2019 Skoda Kodiaq Scout review, test drive

    The Kodiaq gets more ‘SUV’ with a new off-road mode, underbody protection and some styling changes. We take it for a spin.

    Published on Oct 18, 2019 11:17:00 AM


    Make : Skoda
    Model : Kodiaq

    What is it?

    The Skoda Kodiaq has been around for a while now, and with it acing the 'premium' from its ‘premium SUV’ tag, Skoda now wants to address the 'SUV' bit. Enter the Kodiaq Scout – a mildly updated version of the standard model aimed at upping its off-roadability and its SUV desirability.

    What’s it like on the outside?

    On the whole, the changes to the Kodiaq are quite subtle but they do convey the Czech carmaker's new message on closer inspection. Starting at the front, you get an all-black grille and a big silver scuff plate on the bumper.


    Over to the side, you now have black plastic cladding, new sharp-looking dual-tone 18-inch alloy wheels and ‘Scout’ badges on each of the front fenders. The ORVMs are now finished in silver.

    Moving on to the rear, here too the bumpers see a revision with a new silver diffuser. The more prominent change is the Skoda symbol badge that is now replaced by the brand name spelt out in chrome lettering.

    What’s it like on the inside?

    Get inside the Scout, and the most noticeable change is the upholstery. It now gets an all-black interior that won’t show dirt and stains as easily as beige-and-black of the older Kodiaq. The black treatment also helps with the premium appeal. The dark polished wood trimmings on the dashboard, which also feature the ‘Scout’ badge, uplift the cabin and you can see the same trimmings on the door pads as well. What’s more, the seat upholstery is the nice blend of Alcantara and leather that we first saw on the new Skoda Octavia RS. They look nice and premium with the white contrast stitching, but they aren’t as soft in terms of cushioning.


    Equipment-wise, it gets the same kit as the top-spec Kodiaq L&K, apart from the Virtual Cockpit instrument cluster and the 360-degree camera. This means that you get the 8-inch touchscreen infotainment system (which is slick to use), Apple and Android connectivity, three-zone climate control, a reverse camera along with front and rear sensors and nine airbags – and, of course, all the electronic aids you would need. Also, exclusive to the Scout is a TPMS (tyre pressure monitoring sensors).
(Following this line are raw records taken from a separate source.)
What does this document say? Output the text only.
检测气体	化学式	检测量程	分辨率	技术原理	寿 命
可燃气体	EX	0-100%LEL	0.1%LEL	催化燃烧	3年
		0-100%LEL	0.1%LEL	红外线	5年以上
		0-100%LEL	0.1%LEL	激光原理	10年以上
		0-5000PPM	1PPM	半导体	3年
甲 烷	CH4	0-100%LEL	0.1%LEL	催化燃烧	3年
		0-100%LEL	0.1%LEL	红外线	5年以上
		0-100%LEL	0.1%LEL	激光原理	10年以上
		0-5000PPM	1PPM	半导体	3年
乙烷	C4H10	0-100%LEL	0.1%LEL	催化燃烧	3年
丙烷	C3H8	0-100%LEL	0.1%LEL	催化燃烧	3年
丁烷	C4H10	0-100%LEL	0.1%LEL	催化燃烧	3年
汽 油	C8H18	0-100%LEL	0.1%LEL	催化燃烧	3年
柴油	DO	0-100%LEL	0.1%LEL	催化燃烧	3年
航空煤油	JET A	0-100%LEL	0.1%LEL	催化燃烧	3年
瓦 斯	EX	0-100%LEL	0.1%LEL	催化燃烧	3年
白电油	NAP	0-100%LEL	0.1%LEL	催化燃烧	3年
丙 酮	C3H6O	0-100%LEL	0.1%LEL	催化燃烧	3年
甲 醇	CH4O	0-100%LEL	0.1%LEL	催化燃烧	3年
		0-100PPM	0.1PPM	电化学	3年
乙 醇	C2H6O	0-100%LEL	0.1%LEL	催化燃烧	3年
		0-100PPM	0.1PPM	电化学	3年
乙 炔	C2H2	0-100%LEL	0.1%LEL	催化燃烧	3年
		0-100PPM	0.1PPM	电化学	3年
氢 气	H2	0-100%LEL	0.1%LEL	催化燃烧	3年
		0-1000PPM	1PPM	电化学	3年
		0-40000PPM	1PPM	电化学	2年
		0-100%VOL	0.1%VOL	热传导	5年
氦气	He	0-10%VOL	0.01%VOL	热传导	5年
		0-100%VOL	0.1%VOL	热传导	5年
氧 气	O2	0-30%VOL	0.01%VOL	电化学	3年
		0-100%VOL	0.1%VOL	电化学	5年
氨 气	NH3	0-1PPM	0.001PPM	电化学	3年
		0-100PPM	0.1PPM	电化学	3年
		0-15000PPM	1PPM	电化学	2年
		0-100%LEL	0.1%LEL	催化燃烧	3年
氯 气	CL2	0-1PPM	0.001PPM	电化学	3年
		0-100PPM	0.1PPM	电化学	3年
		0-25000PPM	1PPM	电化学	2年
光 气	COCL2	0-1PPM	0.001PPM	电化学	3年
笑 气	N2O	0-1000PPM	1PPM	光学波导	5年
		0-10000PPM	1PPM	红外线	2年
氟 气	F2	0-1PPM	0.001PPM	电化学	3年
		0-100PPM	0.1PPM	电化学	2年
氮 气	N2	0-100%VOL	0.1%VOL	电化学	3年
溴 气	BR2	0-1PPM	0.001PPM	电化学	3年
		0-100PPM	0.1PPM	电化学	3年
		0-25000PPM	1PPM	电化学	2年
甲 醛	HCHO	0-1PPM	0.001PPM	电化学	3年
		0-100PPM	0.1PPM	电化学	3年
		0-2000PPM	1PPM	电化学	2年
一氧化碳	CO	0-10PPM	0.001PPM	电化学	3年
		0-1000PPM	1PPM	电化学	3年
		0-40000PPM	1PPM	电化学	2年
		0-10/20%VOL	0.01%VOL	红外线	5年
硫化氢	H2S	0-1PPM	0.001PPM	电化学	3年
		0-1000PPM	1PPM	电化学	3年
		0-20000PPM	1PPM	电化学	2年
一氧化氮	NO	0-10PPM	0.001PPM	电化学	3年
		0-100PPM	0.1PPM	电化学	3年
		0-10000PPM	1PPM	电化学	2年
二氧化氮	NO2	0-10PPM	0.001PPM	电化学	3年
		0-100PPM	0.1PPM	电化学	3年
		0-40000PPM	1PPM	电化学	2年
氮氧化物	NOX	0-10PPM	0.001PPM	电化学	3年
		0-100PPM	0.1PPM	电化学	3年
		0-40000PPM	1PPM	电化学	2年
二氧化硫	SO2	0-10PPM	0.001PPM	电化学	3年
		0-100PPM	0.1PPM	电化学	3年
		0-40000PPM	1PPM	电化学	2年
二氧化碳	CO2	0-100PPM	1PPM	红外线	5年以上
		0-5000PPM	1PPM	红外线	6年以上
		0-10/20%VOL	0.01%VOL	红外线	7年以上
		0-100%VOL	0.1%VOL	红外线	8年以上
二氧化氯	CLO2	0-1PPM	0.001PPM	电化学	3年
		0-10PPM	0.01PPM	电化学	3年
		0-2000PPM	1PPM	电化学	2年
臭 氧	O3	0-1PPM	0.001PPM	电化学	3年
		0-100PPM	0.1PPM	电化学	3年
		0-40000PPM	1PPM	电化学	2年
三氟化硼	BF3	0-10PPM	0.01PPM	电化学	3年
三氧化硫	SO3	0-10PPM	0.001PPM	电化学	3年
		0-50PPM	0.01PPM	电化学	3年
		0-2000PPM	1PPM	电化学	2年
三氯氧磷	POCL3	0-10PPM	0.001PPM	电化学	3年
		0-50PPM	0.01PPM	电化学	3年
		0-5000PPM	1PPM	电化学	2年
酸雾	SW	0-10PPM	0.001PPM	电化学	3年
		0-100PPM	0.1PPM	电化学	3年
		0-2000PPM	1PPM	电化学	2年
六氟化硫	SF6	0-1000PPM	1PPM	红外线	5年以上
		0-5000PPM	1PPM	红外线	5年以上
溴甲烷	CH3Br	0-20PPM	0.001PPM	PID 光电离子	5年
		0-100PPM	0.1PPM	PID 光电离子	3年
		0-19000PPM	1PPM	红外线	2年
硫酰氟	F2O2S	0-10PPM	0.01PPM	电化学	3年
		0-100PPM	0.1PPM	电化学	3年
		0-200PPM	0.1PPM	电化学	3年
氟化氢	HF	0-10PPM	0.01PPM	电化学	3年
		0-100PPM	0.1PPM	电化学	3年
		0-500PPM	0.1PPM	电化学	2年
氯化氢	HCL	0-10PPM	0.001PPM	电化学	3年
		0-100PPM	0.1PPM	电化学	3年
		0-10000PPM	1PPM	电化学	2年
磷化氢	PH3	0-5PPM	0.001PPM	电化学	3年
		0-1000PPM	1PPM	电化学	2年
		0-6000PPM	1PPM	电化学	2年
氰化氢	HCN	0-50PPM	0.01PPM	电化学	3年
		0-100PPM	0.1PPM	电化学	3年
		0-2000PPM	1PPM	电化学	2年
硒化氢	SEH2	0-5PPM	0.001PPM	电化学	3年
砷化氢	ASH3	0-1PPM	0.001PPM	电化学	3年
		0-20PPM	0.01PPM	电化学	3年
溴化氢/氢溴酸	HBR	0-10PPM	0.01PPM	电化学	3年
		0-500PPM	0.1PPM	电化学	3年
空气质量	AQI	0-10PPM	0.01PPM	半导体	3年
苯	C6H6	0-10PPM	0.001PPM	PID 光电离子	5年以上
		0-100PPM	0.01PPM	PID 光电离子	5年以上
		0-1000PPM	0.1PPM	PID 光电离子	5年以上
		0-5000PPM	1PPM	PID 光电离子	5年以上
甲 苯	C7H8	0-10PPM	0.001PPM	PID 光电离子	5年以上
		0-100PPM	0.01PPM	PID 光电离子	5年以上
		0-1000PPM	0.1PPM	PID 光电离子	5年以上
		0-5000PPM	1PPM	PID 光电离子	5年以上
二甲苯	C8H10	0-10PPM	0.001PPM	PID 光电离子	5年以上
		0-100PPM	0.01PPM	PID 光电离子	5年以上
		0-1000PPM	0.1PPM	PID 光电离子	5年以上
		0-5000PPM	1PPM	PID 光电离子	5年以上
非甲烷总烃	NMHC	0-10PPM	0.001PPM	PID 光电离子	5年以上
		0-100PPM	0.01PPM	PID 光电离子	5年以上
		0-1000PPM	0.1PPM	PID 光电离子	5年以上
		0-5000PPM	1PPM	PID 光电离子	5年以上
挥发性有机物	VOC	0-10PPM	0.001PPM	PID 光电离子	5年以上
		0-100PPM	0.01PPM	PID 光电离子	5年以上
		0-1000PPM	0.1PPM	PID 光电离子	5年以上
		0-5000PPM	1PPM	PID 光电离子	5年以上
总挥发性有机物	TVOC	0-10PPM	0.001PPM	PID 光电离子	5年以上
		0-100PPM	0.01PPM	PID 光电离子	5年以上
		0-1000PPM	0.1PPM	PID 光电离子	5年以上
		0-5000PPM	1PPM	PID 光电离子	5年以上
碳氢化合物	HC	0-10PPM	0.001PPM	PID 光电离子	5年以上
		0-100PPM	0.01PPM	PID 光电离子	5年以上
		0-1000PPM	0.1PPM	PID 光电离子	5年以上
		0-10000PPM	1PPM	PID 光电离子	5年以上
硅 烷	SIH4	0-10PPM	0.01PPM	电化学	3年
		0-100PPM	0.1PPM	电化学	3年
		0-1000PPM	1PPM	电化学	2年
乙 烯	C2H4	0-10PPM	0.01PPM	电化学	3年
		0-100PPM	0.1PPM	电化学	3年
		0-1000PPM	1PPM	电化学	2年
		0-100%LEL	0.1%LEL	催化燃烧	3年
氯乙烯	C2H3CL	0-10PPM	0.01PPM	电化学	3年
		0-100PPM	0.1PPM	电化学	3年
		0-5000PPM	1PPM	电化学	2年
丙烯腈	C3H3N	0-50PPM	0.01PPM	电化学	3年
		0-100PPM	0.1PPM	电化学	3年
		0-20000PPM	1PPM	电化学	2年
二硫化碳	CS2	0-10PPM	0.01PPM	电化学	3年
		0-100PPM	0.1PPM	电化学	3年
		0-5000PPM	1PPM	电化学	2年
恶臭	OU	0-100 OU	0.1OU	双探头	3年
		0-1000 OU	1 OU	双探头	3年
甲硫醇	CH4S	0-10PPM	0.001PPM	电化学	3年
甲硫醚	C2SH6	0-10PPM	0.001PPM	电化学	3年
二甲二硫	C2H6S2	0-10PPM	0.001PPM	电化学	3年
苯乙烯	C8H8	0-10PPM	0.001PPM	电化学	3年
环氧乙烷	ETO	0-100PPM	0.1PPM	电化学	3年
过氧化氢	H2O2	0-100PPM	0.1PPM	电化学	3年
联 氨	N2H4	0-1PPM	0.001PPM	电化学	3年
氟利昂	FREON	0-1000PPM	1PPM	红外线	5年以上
    At the rear, the Kodiaq was always impressive and the Scout too is the same. Yes, the black upholstery does rob some sense of space, but you may not notice it thanks to the massive panoramic sunroof and large windows. You still get the manual sun blinds for the rear windows and even the ‘Nap Package’ as standard. The latter gets you the neck restraints integrated in the headrests, along with blankets.

    What’s it like to drive?

    In terms of driving, the Scout is no different from the standard car. It uses the same 2.0-litre TDI engine that makes 150hp and is mated to a 7-speed DSG transmission, so it’s not that sprightly a performer. You also get the same clever four-wheel-drive system, but what’s exclusive to the Scout is an off-road mode. Switch to this, and the car works in tandem with the electronic assists to help you out of a tricky situation. However, this is only in action while the speed is under 30kph. That said, what it mostly does is act as a hill-descent control system. Which means that while coming down a steep slope, all you need to do is press the button and give the required steering input; and the Scout will tiptoe all the way down.


    Another standard feature is the ‘Rough Road Package’ that gives underbody protection to the oil sump, engine bay, gearbox and even the suspension. Given the sorry state of roads here, this is one feature that will be appreciated even if you don’t venture off-road. Driving dynamics are still that of the standard Kodiaq, which means highway cruising is excellent and despite being a big, 1.8-tonne SUV, it has enjoyable road manners.


    Should you buy one?

    The Scout is priced at Rs 33.99 lakh, which makes it almost Rs 2.8 lakh cheaper than the highest-spec Kodiaq L&K trim – considering the trim on offer and the missing bits, its better value compared to its top-spec sibling. And then there is, of course, the off-roadability. It doesn’t make the Kodiaq an all-out off-roader, but it adds nicely to its versatility, making the Kodiaq one premium SUV that you can actually drive on B-roads with a good degree of carefree abandon.